Den Anwohnern wurde befohlen, Schutz zu suchen oder den abgesperrten Kontrollpunktbereich zu verlassen. Die Truppen erhöhten ihre Wachsamkeit. Eine Stunde lang stellte eine routinemäßig eingesetzte Trainingsdrohne, soweit die Sensoren es erfassten, eine potenzielle Bedrohung aus dem Norden dar.

Wessen Drohne war es?
Die US-Streitkräfte in Korea bestätigten, dass es sich bei dem Fluggerät um ein eigenes handelte, das von Marinesoldaten während einer bilateralen Übung mit der 1. Marineinfanteriedivision des südkoreanischen Marinekorps eingesetzt wurde. Berichten zufolge wurde die Drohne von Marinesoldaten des 3. Bataillons, 7. Marineinfanterieregiment, geflogen.
Die Koordinationslücke
Hier wird die Sache heikel.

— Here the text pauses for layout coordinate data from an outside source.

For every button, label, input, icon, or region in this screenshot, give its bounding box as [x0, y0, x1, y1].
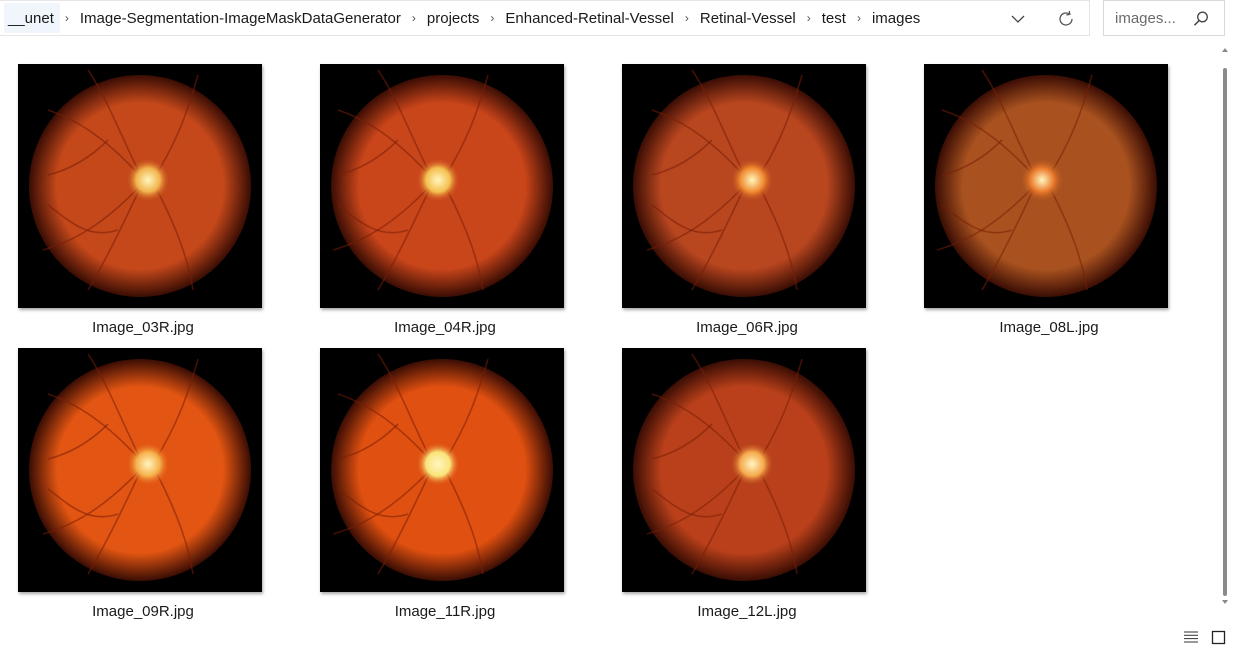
file-thumbnail[interactable] — [18, 348, 262, 592]
breadcrumb-item-test[interactable]: test — [816, 3, 852, 33]
breadcrumb: __unet › Image-Segmentation-ImageMaskDat… — [0, 1, 926, 35]
file-thumbnail[interactable] — [622, 64, 866, 308]
breadcrumb-separator[interactable]: › — [60, 11, 74, 25]
file-name: Image_04R.jpg — [394, 319, 496, 336]
title-bar: __unet › Image-Segmentation-ImageMaskDat… — [0, 0, 1236, 40]
retina-image — [29, 353, 251, 581]
file-item[interactable]: Image_11R.jpg — [320, 348, 570, 628]
retina-image — [29, 69, 251, 297]
file-item[interactable]: Image_04R.jpg — [320, 64, 570, 344]
optic-disc — [416, 442, 460, 486]
breadcrumb-separator[interactable]: › — [802, 11, 816, 25]
breadcrumb-item-enhanced-retinal-vessel[interactable]: Enhanced-Retinal-Vessel — [499, 3, 679, 33]
optic-disc — [730, 442, 774, 486]
breadcrumb-item-retinal-vessel[interactable]: Retinal-Vessel — [694, 3, 802, 33]
breadcrumb-item-projects[interactable]: projects — [421, 3, 486, 33]
file-name: Image_12L.jpg — [697, 603, 797, 620]
file-item[interactable]: Image_12L.jpg — [622, 348, 872, 628]
file-name: Image_06R.jpg — [696, 319, 798, 336]
file-grid: Image_03R.jpg Image_04R.jpg Image_06R.jpg I… — [0, 40, 1218, 630]
file-name: Image_11R.jpg — [394, 603, 496, 620]
retina-image — [331, 69, 553, 297]
file-thumbnail[interactable] — [320, 348, 564, 592]
refresh-button[interactable] — [1052, 5, 1080, 33]
file-item[interactable]: Image_08L.jpg — [924, 64, 1174, 344]
breadcrumb-separator[interactable]: › — [407, 11, 421, 25]
large-icons-view-button[interactable] — [1209, 628, 1227, 646]
breadcrumb-item-images[interactable]: images — [866, 3, 926, 33]
large-icons-view-icon — [1211, 630, 1225, 644]
optic-disc — [416, 158, 460, 202]
file-name: Image_09R.jpg — [92, 603, 194, 620]
breadcrumb-separator[interactable]: › — [485, 11, 499, 25]
file-name: Image_03R.jpg — [92, 319, 194, 336]
address-history-dropdown[interactable] — [1004, 5, 1032, 33]
search-box[interactable] — [1103, 0, 1225, 36]
optic-disc — [1020, 158, 1064, 202]
retina-image — [935, 69, 1157, 297]
retina-image — [331, 353, 553, 581]
file-name: Image_08L.jpg — [999, 319, 1099, 336]
chevron-down-icon — [1011, 15, 1025, 23]
search-icon[interactable] — [1192, 10, 1210, 28]
optic-disc — [730, 158, 774, 202]
retina-image — [633, 353, 855, 581]
breadcrumb-separator[interactable]: › — [852, 11, 866, 25]
file-thumbnail[interactable] — [622, 348, 866, 592]
file-item[interactable]: Image_03R.jpg — [18, 64, 268, 344]
file-thumbnail[interactable] — [320, 64, 564, 308]
vertical-scrollbar[interactable] — [1218, 46, 1232, 606]
file-item[interactable]: Image_09R.jpg — [18, 348, 268, 628]
file-item[interactable]: Image_06R.jpg — [622, 64, 872, 344]
refresh-icon — [1059, 10, 1073, 26]
breadcrumb-item-unet[interactable]: __unet — [4, 3, 60, 33]
retina-image — [633, 69, 855, 297]
search-input[interactable] — [1113, 8, 1197, 28]
file-thumbnail[interactable] — [924, 64, 1168, 308]
details-view-icon — [1184, 631, 1198, 643]
scrollbar-thumb[interactable] — [1223, 68, 1227, 596]
file-thumbnail[interactable] — [18, 64, 262, 308]
details-view-button[interactable] — [1182, 628, 1200, 646]
scroll-down-arrow[interactable] — [1222, 600, 1228, 604]
breadcrumb-separator[interactable]: › — [680, 11, 694, 25]
scroll-up-arrow[interactable] — [1222, 48, 1228, 52]
breadcrumb-item-image-segmentation[interactable]: Image-Segmentation-ImageMaskDataGenerato… — [74, 3, 407, 33]
optic-disc — [126, 158, 170, 202]
optic-disc — [126, 442, 170, 486]
address-bar[interactable]: __unet › Image-Segmentation-ImageMaskDat… — [0, 0, 1090, 36]
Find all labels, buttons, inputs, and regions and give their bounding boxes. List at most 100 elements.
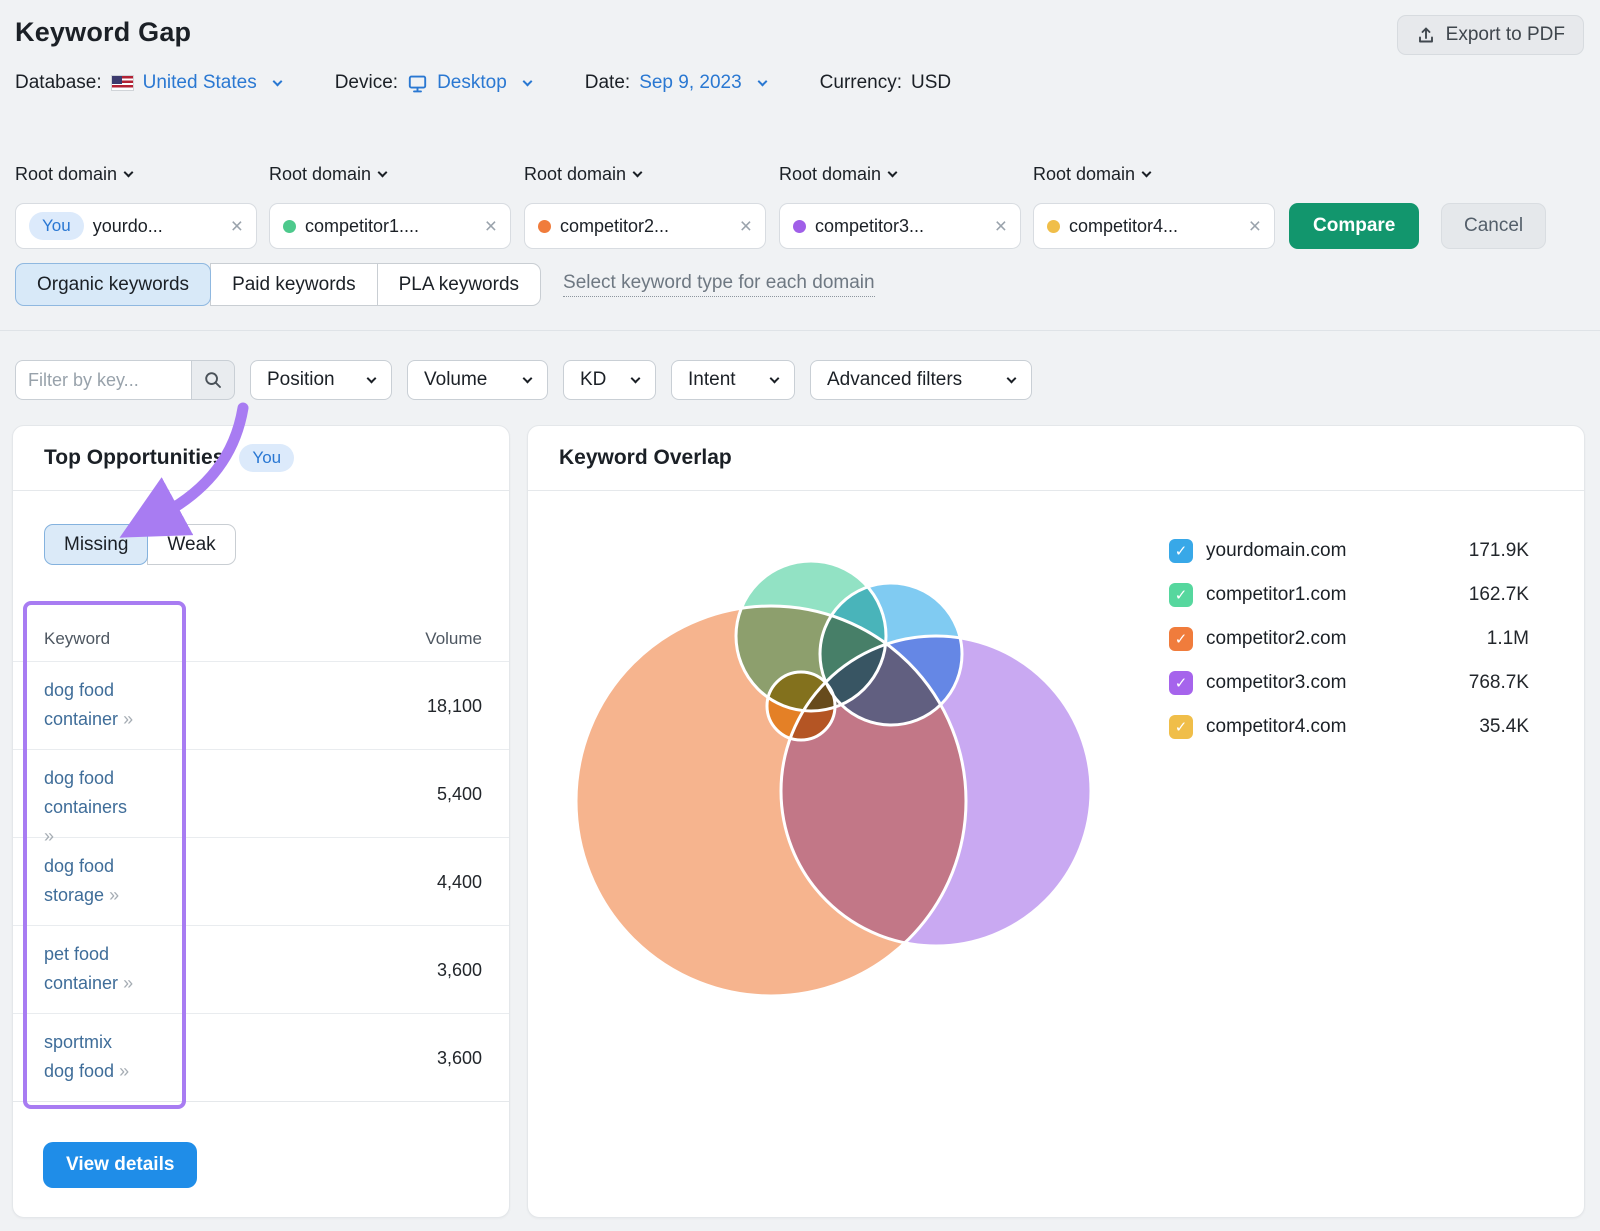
date-value[interactable]: Sep 9, 2023 bbox=[639, 72, 741, 94]
domain-column-4: Root domain competitor4... × bbox=[1033, 164, 1275, 185]
domain-chip-text: competitor2... bbox=[560, 216, 669, 237]
tab-organic-keywords[interactable]: Organic keywords bbox=[15, 263, 211, 306]
keyword-table: dog food container » 18,100 dog food con… bbox=[13, 661, 509, 1102]
legend-domain: competitor3.com bbox=[1206, 672, 1346, 694]
chevron-down-icon bbox=[633, 168, 643, 178]
keyword-link[interactable]: dog food storage » bbox=[44, 852, 139, 910]
chevron-down-icon bbox=[522, 76, 532, 86]
legend-domain: competitor4.com bbox=[1206, 716, 1346, 738]
chevron-down-icon bbox=[1142, 168, 1152, 178]
export-to-pdf-button[interactable]: Export to PDF bbox=[1397, 15, 1584, 55]
advanced-filters-dropdown[interactable]: Advanced filters bbox=[810, 360, 1032, 400]
chevron-down-icon bbox=[272, 76, 282, 86]
competitor4-dot-icon bbox=[1047, 220, 1060, 233]
remove-domain-icon[interactable]: × bbox=[485, 216, 497, 237]
remove-domain-icon[interactable]: × bbox=[995, 216, 1007, 237]
table-row: dog food container » 18,100 bbox=[13, 662, 509, 750]
competitor1-dot-icon bbox=[283, 220, 296, 233]
chevron-down-icon bbox=[1007, 373, 1017, 383]
root-domain-dropdown[interactable]: Root domain bbox=[269, 164, 386, 185]
search-icon bbox=[203, 370, 223, 390]
date-label: Date: bbox=[585, 72, 630, 94]
tab-weak[interactable]: Weak bbox=[147, 524, 235, 565]
database-value[interactable]: United States bbox=[143, 72, 257, 94]
expand-keyword-icon[interactable]: » bbox=[123, 973, 132, 993]
remove-domain-icon[interactable]: × bbox=[1249, 216, 1261, 237]
device-label: Device: bbox=[335, 72, 398, 94]
keyword-link[interactable]: pet food container » bbox=[44, 940, 139, 998]
legend-value: 171.9K bbox=[1469, 540, 1529, 562]
table-row: sportmix dog food » 3,600 bbox=[13, 1014, 509, 1102]
root-domain-dropdown[interactable]: Root domain bbox=[524, 164, 641, 185]
database-selector[interactable]: Database: United States bbox=[15, 72, 281, 94]
checkbox-competitor3[interactable]: ✓ bbox=[1169, 671, 1193, 695]
check-icon: ✓ bbox=[1175, 674, 1188, 692]
you-badge: You bbox=[239, 444, 294, 472]
domain-chip-competitor2[interactable]: competitor2... × bbox=[524, 203, 766, 249]
table-row: dog food containers » 5,400 bbox=[13, 750, 509, 838]
legend-domain: competitor1.com bbox=[1206, 584, 1346, 606]
volume-filter-dropdown[interactable]: Volume bbox=[407, 360, 548, 400]
tab-missing[interactable]: Missing bbox=[44, 524, 148, 565]
root-domain-dropdown[interactable]: Root domain bbox=[779, 164, 896, 185]
competitor3-dot-icon bbox=[793, 220, 806, 233]
tab-pla-keywords[interactable]: PLA keywords bbox=[377, 263, 541, 306]
checkbox-competitor1[interactable]: ✓ bbox=[1169, 583, 1193, 607]
legend-value: 35.4K bbox=[1479, 716, 1529, 738]
expand-keyword-icon[interactable]: » bbox=[123, 709, 132, 729]
expand-keyword-icon[interactable]: » bbox=[119, 1061, 128, 1081]
domain-selectors: Root domain You yourdo... × Root domain … bbox=[15, 164, 1585, 254]
checkbox-competitor2[interactable]: ✓ bbox=[1169, 627, 1193, 651]
remove-domain-icon[interactable]: × bbox=[231, 216, 243, 237]
search-button[interactable] bbox=[191, 360, 235, 400]
root-domain-dropdown[interactable]: Root domain bbox=[1033, 164, 1150, 185]
checkbox-yourdomain[interactable]: ✓ bbox=[1169, 539, 1193, 563]
kd-filter-dropdown[interactable]: KD bbox=[563, 360, 656, 400]
venn-legend: ✓ yourdomain.com 171.9K ✓ competitor1.co… bbox=[1169, 529, 1529, 749]
keyword-overlap-venn-diagram[interactable] bbox=[546, 546, 1106, 1016]
domain-chip-competitor4[interactable]: competitor4... × bbox=[1033, 203, 1275, 249]
compare-button[interactable]: Compare bbox=[1289, 203, 1419, 249]
table-row: dog food storage » 4,400 bbox=[13, 838, 509, 926]
volume-column-header: Volume bbox=[425, 629, 482, 649]
legend-row-competitor4: ✓ competitor4.com 35.4K bbox=[1169, 705, 1529, 749]
position-filter-dropdown[interactable]: Position bbox=[250, 360, 392, 400]
currency-display: Currency: USD bbox=[820, 72, 951, 94]
expand-keyword-icon[interactable]: » bbox=[109, 885, 118, 905]
volume-value: 5,400 bbox=[437, 750, 482, 838]
chevron-down-icon bbox=[757, 76, 767, 86]
date-selector[interactable]: Date: Sep 9, 2023 bbox=[585, 72, 766, 94]
panel-title: Top Opportunities bbox=[44, 446, 224, 470]
domain-chip-yourdomain[interactable]: You yourdo... × bbox=[15, 203, 257, 249]
keyword-link[interactable]: dog food container » bbox=[44, 676, 139, 734]
section-divider bbox=[0, 330, 1600, 331]
keyword-link[interactable]: sportmix dog food » bbox=[44, 1028, 139, 1086]
table-header: Keyword Volume bbox=[13, 621, 509, 661]
keyword-overlap-panel: Keyword Overlap ✓ yourdomain.com bbox=[527, 425, 1585, 1218]
export-icon bbox=[1416, 25, 1436, 45]
top-opportunities-header: Top Opportunities You bbox=[13, 426, 509, 491]
device-selector[interactable]: Device: Desktop bbox=[335, 72, 531, 94]
currency-value: USD bbox=[911, 72, 951, 94]
intent-filter-dropdown[interactable]: Intent bbox=[671, 360, 795, 400]
device-value[interactable]: Desktop bbox=[437, 72, 507, 94]
view-details-button[interactable]: View details bbox=[43, 1142, 197, 1188]
report-settings-bar: Database: United States Device: Desktop … bbox=[15, 72, 951, 94]
domain-chip-competitor1[interactable]: competitor1.... × bbox=[269, 203, 511, 249]
domain-chip-text: competitor3... bbox=[815, 216, 924, 237]
volume-value: 3,600 bbox=[437, 926, 482, 1014]
root-domain-dropdown[interactable]: Root domain bbox=[15, 164, 132, 185]
legend-value: 1.1M bbox=[1487, 628, 1529, 650]
checkbox-competitor4[interactable]: ✓ bbox=[1169, 715, 1193, 739]
desktop-icon bbox=[407, 73, 428, 94]
remove-domain-icon[interactable]: × bbox=[740, 216, 752, 237]
chevron-down-icon bbox=[770, 373, 780, 383]
select-keyword-type-link[interactable]: Select keyword type for each domain bbox=[563, 272, 875, 297]
search-input[interactable] bbox=[15, 360, 191, 400]
legend-row-competitor1: ✓ competitor1.com 162.7K bbox=[1169, 573, 1529, 617]
domain-chip-text: competitor4... bbox=[1069, 216, 1178, 237]
domain-chip-competitor3[interactable]: competitor3... × bbox=[779, 203, 1021, 249]
tab-paid-keywords[interactable]: Paid keywords bbox=[210, 263, 378, 306]
check-icon: ✓ bbox=[1175, 586, 1188, 604]
cancel-button[interactable]: Cancel bbox=[1441, 203, 1546, 249]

Die US-Streitkräfte in Südkorea (USFK) sollen im Vorfeld angekündigt haben, Drohnen in Grenznähe einzusetzen und das Training koordiniert haben – das südkoreanische Militär hingegen bestreitet eine formelle Genehmigung. Die Ermittler vermuten, dass der geplante Drohnenflug entweder nicht an die zuständigen lokalen Einheiten weitergeleitet wurde oder dass die Drohne von ihrem Kurs abwich.
In jedem Fall haben südkoreanische Inspektoren das zuständige Armeekorps aufgesucht, um zu klären, wie eine eigene Drohne so nahe an den Abschussort gelangen konnte. Dies verdeutlicht, dass die Interoperabilität eines Bündnisses nicht nur gemeinsame Funkgeräte und Übungen umfasst, sondern auch sicherstellt, dass der Feldwebel, der um 14:30 Uhr das Radar beobachtet, weiß, was sich in seinem Luftraum befinden soll.
Die gute Nachricht: Das System funktionierte, insofern niemand versehentlich auf das falsche Ziel schoss. Die schlechte Nachricht: Es wäre beinahe schiefgegangen, und das an einer Grenze, wo Fehler in Sekundenbruchteilen gemessen werden. Man kann davon ausgehen, dass der Einsatzbericht auf beiden Seiten des Pazifiks sehr genau gelesen werden wird.
Quellen: The Korea Herald; The Korea Times; UPI; Kyunghyang Shinmun; Anadolu Agency.